Двадцатые годы были временем, когда поэзия была более популярна в России, чем когда-либо прежде или после. Основной формой тогда стала байроническая повесть в стихах: увлечение Байроном началось в 1822 г. после пушкинского Кавказского пленника и Шильонского узника, переведенного Жуковским, и продолжалось до конца десятилетия. До внезапно возникшей в 1829 г. моды на писание романов стихотворные повести были даже «бестселлерами». Самый большой успех имели две «южные поэмы» Пушкина (Пленник и Фонтан). Почти таким же успехом, как Пушкин, пользовался Козлов.

Иван Иванович Козлов (1779–1840) принадлежал к старшему поколению. Стихи он начал писать только после 1820 г., когда ослеп. Среди поэтов Золотого века он выделяется сравнительно мало развитой техникой. Его поэзия нравилась потому, что легко пробуждала эмоции сентиментального порядка, а не высшей поэтической восприимчивости. И все-таки ему присущи изящество и достоинство, свойственные поэтам того времени, когда писать плохо было невозможно. Популярность его у современников основывалась главным образом на огромном успехе поэмы Чернец (1824) – стихотворной повести, где мрачность байронического героя сентиментализирована и искуплена раскаянием в финале. Чернец породил не меньше подражаний, чем байронические поэмы Пушкина. Другие две стихотворные повести Козлова – Княгиня Наталья Долгорукая (1828), сентиментальная вариация на тему о злоключениях этой благородной женщины, и Безумная (1830) – такого большого успеха уже не имели. Ослепший Козлов изучил английский язык и сделал множество переводов. Сегодня единственные стихи, им переведенные, которые еще помнят – это Вечерний звон Мура и На погребение сэра Джона Мура Чарлза Вульфа. Второе не только исключительно точно переведено, но и принадлежит к числу прекрасных русских стихотворений.

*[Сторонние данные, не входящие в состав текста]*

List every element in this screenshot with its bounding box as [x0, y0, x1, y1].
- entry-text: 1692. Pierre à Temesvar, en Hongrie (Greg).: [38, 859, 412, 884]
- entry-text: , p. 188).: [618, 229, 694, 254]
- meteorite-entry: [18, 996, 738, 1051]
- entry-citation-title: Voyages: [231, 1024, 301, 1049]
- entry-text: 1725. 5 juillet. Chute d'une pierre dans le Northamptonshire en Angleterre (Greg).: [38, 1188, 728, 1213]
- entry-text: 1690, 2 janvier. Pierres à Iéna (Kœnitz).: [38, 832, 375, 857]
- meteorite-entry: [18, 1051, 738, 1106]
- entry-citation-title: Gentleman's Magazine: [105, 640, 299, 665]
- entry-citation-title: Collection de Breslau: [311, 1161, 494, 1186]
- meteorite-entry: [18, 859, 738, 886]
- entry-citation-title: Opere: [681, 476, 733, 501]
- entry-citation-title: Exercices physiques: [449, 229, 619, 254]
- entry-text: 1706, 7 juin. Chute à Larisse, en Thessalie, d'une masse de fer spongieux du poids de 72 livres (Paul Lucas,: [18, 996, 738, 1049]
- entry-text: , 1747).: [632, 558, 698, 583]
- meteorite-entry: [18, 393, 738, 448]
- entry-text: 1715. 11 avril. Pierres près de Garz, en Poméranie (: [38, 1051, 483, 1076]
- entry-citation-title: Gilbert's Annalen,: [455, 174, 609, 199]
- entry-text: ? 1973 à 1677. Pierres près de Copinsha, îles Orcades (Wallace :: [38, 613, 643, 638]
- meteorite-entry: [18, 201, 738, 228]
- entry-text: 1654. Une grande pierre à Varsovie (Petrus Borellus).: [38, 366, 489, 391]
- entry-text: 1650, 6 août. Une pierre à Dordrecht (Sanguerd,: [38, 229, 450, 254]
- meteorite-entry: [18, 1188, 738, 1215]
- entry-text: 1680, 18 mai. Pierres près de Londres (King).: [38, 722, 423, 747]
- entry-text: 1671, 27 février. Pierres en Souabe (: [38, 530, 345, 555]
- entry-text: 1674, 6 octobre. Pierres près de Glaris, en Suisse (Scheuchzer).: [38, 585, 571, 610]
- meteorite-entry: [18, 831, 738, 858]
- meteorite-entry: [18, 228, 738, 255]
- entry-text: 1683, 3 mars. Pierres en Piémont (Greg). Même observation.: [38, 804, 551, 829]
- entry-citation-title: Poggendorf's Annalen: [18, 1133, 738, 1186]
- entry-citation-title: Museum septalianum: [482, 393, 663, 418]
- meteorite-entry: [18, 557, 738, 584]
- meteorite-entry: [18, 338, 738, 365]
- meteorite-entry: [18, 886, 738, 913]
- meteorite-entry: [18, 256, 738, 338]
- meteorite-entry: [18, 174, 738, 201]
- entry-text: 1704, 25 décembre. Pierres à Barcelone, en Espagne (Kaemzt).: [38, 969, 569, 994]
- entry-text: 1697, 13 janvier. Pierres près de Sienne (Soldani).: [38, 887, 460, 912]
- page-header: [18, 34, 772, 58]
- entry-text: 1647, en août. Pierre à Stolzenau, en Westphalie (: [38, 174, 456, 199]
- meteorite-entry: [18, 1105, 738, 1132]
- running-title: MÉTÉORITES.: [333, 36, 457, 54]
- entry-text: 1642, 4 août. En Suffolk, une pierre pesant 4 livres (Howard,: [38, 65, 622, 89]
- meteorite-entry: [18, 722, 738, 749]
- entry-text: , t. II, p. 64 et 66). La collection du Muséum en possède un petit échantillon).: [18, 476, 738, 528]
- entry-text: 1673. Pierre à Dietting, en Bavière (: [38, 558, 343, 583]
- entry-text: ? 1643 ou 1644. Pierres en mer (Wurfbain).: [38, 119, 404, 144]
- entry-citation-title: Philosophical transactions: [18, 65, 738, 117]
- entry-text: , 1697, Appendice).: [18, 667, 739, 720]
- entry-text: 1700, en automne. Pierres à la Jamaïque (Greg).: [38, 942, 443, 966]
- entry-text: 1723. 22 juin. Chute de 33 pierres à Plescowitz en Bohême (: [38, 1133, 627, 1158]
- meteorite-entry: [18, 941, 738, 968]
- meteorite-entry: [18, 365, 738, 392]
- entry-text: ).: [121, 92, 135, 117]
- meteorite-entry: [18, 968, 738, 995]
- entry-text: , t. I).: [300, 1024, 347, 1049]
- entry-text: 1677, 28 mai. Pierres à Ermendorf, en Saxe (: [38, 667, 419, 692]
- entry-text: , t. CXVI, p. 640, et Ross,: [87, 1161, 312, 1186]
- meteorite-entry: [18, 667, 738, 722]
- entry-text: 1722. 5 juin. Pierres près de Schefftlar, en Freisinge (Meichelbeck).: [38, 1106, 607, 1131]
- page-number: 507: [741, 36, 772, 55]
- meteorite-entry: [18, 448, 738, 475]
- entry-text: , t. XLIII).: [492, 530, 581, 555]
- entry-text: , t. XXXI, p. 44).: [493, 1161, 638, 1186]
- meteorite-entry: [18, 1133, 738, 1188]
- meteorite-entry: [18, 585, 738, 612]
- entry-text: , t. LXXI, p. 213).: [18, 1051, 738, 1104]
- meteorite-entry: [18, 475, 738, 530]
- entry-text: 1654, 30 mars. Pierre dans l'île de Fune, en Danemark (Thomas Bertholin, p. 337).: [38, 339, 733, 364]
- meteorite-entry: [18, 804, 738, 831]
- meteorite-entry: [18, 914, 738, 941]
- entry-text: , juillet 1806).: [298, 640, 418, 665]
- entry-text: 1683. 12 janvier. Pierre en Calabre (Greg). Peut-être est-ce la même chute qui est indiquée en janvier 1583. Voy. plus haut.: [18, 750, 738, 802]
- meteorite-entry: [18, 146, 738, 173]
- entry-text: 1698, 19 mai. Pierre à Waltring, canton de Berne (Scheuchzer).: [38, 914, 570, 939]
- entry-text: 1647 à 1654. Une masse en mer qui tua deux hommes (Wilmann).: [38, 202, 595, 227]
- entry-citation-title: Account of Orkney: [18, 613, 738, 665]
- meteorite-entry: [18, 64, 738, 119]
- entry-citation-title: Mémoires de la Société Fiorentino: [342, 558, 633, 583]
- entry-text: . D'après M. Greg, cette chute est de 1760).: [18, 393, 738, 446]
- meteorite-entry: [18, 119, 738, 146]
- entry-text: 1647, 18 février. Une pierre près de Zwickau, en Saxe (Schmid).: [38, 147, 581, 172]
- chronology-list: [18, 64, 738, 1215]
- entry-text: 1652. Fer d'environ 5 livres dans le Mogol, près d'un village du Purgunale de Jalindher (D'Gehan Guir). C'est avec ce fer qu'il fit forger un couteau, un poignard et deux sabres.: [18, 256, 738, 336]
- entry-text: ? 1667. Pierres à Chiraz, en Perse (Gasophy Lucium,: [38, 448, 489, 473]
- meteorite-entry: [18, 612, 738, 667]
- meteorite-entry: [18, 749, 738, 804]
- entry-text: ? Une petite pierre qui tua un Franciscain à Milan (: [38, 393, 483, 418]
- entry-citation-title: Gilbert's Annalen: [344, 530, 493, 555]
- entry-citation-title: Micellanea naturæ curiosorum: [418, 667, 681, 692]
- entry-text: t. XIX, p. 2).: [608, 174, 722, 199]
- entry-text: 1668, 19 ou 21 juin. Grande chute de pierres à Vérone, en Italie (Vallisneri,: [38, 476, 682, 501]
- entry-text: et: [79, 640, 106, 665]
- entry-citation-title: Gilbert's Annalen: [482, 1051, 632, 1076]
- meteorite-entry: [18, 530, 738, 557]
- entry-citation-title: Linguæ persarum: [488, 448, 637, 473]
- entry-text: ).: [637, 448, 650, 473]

Третий после Пушкина и Козлова поэт, завоевавший общее признание своими байрониче­скими поэмами, был Кондратий Федорович Рылеев (1795–1826). Он был одним из лидеров движения декабристов и душой Северного общества, организовавшего мятеж 14 декабря. Его имя возглавляло список приговоренных к смерти, и он был повешен во дворе Петропавловской крепости 13 июня 1826 г. вместе с Пестелем и тремя другими. Его жизнь принадлежит более политиче­ской истории, чем литературной. Достаточно будет сказать, что он был одним из самых искренних, благородных и чистых революционеров.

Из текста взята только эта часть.